Historically, engineering jobs required predominantly manual skills. In more recent years we have seen technology evolve and have a big impact on how and where those engineering skills are used. Today, there is now a higher demand for jobs that require a technical ability, for example coding, software development and digital design than perhaps for maintenance or building roles. However, new engineering projects will struggle to get off the ground without both these skill sets.

As a result, many advertised jobs in engineering will state that a relevant degree is required. Some see the main purpose of university being to gain a degree, but there are many other valuable benefits that can be taken from the experience of university. For example, the social element gives you the opportunity to build rapport with your peers and helps to grasp the importance of having the ability to work together, teamwork is crucial within the engineering industry.  Practical work allows you to see how projects or technologies could work by application, whereas theory may give you a better understanding of ‘why’, potentially in a shorter space of time.

Students may decide to choose the less conventional route of attending university and going into industry straight from school, gaining hands on experience and relevant industry qualifications.
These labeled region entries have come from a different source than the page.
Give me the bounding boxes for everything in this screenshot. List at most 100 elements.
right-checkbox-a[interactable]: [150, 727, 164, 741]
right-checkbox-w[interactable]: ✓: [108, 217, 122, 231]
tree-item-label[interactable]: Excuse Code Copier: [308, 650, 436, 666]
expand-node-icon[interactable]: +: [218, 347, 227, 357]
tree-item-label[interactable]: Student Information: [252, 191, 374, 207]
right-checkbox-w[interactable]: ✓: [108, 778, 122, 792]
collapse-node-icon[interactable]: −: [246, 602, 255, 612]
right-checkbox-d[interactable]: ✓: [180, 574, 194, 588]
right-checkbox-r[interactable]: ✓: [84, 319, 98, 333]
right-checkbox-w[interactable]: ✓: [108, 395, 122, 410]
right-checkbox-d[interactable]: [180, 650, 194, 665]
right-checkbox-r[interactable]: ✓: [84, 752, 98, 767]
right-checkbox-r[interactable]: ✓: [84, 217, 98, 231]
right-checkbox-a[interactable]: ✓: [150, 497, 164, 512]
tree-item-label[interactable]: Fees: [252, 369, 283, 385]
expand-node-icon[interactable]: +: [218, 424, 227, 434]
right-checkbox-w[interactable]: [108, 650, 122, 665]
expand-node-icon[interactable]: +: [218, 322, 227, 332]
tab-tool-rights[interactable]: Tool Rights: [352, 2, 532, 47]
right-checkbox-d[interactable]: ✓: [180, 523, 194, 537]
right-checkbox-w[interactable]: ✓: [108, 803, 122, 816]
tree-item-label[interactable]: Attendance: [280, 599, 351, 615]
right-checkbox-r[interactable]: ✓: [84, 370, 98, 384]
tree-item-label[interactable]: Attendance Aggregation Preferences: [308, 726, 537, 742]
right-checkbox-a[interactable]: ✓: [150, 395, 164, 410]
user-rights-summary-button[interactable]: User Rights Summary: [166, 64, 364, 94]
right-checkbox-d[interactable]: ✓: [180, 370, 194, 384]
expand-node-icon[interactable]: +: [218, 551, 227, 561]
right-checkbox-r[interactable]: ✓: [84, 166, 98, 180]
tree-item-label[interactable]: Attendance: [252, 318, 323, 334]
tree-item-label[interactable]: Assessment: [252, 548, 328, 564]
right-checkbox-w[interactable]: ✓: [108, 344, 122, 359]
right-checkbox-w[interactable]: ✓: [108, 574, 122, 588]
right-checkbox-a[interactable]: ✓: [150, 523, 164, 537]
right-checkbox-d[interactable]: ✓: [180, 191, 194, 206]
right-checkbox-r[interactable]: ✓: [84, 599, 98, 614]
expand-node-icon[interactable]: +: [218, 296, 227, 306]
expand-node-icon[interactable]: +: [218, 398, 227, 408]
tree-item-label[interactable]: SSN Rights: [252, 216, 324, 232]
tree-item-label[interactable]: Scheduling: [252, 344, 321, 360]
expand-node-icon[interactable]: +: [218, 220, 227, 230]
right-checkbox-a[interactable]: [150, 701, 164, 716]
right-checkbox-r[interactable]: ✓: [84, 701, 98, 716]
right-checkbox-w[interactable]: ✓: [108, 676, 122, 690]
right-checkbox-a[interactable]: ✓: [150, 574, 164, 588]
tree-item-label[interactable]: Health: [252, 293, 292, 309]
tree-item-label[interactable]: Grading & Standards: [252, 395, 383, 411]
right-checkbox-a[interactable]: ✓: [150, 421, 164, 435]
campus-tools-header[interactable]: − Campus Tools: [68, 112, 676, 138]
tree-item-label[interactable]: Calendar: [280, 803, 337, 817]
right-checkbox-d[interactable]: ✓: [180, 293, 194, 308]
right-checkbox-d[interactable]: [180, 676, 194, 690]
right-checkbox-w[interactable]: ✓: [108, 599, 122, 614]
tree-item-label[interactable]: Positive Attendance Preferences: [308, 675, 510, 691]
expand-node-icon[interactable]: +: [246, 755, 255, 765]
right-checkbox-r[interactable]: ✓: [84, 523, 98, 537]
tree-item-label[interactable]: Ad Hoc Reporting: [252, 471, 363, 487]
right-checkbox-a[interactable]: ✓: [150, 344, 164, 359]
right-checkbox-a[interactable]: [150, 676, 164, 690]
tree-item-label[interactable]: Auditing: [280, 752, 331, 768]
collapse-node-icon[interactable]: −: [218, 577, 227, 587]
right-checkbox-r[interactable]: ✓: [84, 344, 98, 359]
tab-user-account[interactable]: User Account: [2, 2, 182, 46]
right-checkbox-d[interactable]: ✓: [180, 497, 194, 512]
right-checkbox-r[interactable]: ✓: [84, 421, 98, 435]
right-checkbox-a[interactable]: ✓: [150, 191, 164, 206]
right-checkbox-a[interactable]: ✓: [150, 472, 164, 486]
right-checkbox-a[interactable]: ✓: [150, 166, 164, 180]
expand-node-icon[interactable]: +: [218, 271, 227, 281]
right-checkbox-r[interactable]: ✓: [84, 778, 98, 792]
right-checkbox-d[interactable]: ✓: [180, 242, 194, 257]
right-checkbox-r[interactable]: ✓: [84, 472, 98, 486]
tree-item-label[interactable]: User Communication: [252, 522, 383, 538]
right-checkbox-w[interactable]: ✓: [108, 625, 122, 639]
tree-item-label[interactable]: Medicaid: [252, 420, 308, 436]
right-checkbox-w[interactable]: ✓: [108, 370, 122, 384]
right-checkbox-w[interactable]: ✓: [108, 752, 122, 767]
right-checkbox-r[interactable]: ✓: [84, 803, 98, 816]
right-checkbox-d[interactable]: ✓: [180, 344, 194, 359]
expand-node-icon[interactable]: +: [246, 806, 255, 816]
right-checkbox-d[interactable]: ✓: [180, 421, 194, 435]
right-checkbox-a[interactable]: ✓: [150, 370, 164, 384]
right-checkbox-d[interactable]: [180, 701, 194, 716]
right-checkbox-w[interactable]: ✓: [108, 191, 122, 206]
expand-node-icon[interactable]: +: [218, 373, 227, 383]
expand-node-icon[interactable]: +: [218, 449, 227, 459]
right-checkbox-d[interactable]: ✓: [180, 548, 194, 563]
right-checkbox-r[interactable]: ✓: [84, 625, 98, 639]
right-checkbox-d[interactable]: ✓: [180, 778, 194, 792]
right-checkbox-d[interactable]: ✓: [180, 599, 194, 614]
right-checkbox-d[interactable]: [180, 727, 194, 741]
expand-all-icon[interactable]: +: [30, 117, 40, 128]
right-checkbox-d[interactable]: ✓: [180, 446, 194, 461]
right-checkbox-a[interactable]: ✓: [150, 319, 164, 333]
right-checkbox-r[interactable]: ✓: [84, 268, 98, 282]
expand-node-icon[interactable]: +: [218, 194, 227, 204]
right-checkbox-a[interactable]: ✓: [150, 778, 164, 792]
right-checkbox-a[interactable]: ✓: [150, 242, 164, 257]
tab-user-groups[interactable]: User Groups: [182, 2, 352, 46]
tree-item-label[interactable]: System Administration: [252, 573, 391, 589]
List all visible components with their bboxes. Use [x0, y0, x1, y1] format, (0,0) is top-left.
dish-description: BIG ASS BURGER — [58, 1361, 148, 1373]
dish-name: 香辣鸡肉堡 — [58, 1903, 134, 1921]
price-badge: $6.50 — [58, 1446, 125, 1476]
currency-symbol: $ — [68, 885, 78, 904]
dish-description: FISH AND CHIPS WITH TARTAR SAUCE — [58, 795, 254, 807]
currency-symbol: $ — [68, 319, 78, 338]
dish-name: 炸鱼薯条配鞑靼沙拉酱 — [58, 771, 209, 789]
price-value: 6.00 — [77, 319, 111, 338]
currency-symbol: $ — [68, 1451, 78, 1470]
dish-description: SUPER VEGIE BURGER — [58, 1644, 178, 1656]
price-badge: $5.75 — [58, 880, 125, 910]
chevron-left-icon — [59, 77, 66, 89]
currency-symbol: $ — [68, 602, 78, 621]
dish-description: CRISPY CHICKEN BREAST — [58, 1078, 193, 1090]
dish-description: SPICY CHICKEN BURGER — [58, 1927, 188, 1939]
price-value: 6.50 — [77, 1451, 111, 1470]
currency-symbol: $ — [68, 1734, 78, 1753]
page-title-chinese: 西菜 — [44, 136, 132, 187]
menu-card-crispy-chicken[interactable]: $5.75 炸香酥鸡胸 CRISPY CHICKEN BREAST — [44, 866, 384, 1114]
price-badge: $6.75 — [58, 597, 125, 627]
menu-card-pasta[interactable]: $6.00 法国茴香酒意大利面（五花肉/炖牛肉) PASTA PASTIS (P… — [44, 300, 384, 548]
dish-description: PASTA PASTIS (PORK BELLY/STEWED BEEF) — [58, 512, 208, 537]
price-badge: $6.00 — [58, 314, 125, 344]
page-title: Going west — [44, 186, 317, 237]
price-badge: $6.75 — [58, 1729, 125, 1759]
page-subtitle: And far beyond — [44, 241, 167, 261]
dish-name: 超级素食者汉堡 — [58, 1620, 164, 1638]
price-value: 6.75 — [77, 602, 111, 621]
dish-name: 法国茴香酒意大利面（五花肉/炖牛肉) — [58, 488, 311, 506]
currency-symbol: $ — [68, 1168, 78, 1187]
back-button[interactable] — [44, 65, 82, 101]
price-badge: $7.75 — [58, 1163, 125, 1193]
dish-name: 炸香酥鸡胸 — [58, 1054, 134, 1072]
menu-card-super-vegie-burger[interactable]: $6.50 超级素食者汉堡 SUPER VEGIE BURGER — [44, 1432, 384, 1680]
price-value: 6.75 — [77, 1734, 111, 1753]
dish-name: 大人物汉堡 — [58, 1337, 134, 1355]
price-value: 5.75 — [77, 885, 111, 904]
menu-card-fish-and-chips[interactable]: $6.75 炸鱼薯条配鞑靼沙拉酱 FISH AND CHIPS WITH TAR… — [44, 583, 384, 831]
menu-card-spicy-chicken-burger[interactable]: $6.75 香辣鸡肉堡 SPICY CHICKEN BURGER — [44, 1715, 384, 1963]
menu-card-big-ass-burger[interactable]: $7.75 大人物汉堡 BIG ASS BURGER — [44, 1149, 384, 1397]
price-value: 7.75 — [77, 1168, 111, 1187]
This route is attractive as it provides you with the chance to ‘earn while you learn’ and avoid university debts. Completing an apprenticeship and work-based learning gives you both theoretical and practical experience with the option to gain high level qualifications. All level NVQs, HNC/HNDs are all accessible during apprenticeships and soon we may see degrees too. These qualifications are all recognised by employers.

When it comes to gaining employment there have been many arguments as to what matters the most. Will that degree help you to claim your dream job or will the years of experience enhance your application? Which of the two aspects will be more beneficial when growing your career and obtaining a higher salary? Some employers who value experience over education argue that higher education proves that you can succeed in academia but not necessarily in the field and that success in work is valued more in life than education. While employers with the preference to hire individuals with a degree argue that having hands on experience in a specific job may limit your future job opportunities, stating that you may gain more transferable skills while obtaining a degree.

My own experience of coming through the apprenticeship route, has given me many opportunities. I obtained two NVQs, a BTEC level 3 qualification and an HNC. I gained these engineering qualifications through workplace learning and was able to use my personal experiences working in the field to gain a greater understanding of my studies. I have qualifications in both mechanical and electrical-electronic engineering and I have been able to apply across the different sectors I have worked in. Throughout my career I have had many managers with differing educational backgrounds. I worked for a company where the CEO began as an apprentice, I have also had managers with PhDs, who are now Chief Engineers. I have worked with managers who have degrees that are in non-engineering subject and I have been a supervisor to engineers with higher qualifications than me.

The reality of the debate is that there is no ‘one size fits all’ profile when it comes to engineering. The preference would be based on the employers needs for the job role you are applying for. The positive thing about this is there is space for everyone in engineering, whatever your background. I have never felt restricted within or by my sector. I have gained transferable skills through work-based learning and obtained knowledge and understanding of engineering in all areas of work. The apprenticeship route worked well for me, but you may prefer to go to university and study at a higher level. It is important to find the best route for you!